By Devin Powell
A new antilaser device absorbs laser beams so well that barely a scrap of energy escapes. But if its whimsical name conjures up Star Wars–style visions of laser armor, curb your enthusiasm.
“This is the worst laser shield you could ever invent,” says Douglas Stone, a physicist and member of the Yale team that describes the device in the Feb. 18 Science. Because the antilaser soaks up energy, “R2-D2 would melt into a puddle if protected by our device.”
Instead, the prototype antilaser — which absorbs only a narrow range of infrared wavelengths — may be useful for designing light-based devices integrated into electronic computer chips.
Other researchers have created similar devices, called coherent perfect absorbers, by repeatedly bouncing light between a mirror and a piece of absorbing material. What’s new, Stone says, is the discovery of the fundamental principle that makes these devices work: time reversal.
In the context of lasers, time reversal isn’t a way for scientists to travel back to childhood and fix their embarrassing mistakes. It’s a technique for rewinding and undoing a process by reversing the mathematics underlying it — in this case, by changing a plus sign to a minus sign to make the energy absorbed by the antilaser equal to the energy produced by a laser.

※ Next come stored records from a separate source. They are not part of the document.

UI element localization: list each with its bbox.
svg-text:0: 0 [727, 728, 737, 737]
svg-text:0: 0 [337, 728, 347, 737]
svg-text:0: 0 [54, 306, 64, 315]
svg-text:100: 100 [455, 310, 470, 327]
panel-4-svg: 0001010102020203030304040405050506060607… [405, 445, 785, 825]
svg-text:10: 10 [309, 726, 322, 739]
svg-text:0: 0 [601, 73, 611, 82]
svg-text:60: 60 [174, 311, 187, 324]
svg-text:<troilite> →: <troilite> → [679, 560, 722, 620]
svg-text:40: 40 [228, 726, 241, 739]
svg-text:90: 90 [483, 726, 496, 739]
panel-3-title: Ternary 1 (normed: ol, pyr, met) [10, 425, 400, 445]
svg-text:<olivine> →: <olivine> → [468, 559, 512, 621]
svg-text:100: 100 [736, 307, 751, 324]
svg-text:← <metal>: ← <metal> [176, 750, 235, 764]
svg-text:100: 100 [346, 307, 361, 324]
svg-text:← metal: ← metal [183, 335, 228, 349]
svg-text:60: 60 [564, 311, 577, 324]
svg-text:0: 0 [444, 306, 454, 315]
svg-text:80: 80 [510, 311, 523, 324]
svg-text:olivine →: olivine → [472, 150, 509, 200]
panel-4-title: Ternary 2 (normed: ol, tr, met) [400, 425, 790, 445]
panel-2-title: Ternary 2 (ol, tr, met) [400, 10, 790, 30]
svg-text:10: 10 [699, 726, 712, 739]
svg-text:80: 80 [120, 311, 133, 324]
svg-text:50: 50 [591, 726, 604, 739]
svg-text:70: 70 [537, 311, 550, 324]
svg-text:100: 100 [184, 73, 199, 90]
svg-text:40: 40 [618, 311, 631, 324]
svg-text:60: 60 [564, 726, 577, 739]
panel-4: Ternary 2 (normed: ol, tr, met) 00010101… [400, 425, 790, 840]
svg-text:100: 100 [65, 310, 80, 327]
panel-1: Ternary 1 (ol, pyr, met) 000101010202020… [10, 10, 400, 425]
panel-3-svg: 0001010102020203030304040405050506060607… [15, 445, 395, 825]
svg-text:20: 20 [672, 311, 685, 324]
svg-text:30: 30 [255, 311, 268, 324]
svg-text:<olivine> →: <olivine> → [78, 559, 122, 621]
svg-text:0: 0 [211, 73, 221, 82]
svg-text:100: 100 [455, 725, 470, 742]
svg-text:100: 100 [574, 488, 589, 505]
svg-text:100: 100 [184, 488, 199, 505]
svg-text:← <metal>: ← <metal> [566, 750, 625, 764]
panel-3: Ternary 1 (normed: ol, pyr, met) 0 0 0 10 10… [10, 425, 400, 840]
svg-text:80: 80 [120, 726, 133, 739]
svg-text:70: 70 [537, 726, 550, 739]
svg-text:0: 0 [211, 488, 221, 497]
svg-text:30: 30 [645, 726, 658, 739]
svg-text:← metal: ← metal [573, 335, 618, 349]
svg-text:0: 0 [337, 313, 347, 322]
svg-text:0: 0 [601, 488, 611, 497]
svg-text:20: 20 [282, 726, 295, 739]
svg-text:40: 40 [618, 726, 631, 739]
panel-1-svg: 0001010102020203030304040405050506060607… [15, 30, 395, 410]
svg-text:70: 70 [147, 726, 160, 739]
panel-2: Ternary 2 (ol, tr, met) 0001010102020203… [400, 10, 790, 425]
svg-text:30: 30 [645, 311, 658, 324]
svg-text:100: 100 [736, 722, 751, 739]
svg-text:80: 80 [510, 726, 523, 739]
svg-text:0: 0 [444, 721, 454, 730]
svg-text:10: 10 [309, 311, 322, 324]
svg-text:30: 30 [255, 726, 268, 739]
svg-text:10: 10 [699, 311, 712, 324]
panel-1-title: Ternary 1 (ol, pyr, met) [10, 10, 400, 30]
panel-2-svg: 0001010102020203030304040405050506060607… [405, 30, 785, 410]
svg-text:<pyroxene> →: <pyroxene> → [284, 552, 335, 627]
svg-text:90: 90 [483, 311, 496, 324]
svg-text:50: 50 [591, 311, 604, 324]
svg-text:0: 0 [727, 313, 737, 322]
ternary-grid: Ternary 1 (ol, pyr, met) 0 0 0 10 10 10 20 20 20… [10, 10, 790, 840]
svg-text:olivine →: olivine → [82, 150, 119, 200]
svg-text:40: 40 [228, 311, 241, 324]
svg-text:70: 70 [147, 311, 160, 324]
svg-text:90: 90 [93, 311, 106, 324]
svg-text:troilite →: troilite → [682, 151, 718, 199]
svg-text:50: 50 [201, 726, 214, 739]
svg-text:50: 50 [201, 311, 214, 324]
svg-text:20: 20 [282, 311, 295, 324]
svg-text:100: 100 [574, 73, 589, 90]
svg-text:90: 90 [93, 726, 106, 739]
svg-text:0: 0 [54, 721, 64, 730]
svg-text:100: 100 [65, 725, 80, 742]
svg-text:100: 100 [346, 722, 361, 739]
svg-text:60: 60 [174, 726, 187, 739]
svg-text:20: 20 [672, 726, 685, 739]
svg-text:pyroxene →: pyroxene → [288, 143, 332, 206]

“Using time reversal of the lasing operation and the source of the laser, [the Yale researchers] found a very elegant way to make a perfect absorber of light,” says Mathias Fink, a physicist at ESCPI Paris Tech who developed the first time reversal techniques applied to sound waves.
Lasers work by passing light through a material that amplifies it — a piece of crystal, glass, semiconductor or other “gain medium” — to produce an intense, coherent beam.
The Yale contraption runs this process backward. An incoming beam enters a splitter, which divides it into two beams of equal strength. Mirrors sync up these beams and guide them into opposite sides of a silicon wafer, a material that absorbs light. The energy not absorbed by the silicon disappears as the beams collide and interfere which each other; less than 1 percent of the beams’ energy escapes the silicon death trap.
“In theory, there’s no reason we can’t achieve even better, near-perfect absorption,” says Stone, who published the theoretical proposal for the antilaser last year. “We’re limited only by the characteristics of our laser.”
With this principle in hand, the Yale team can choose the wavelength of light absorbed by changing the width of the silicon. The researchers can also turn up or down the amount of energy absorbed by tweaking how the waves of the two laser beams line up when they come together in the silicon.
“We have a very good recipe to get the absorption we need for different applications,” says study coauthor Hui Cao, a Yale physicist. “We could get 100 percent absorption or almost zero percent absorption.”
Antilasers may find applications in optical computing, a field that usually regards absorption as a nuisance that drains energy and wastes power. Optical detectors and filters made of silicon and designed to absorb very specific wavelengths of light could be integrated directly onto computer chips.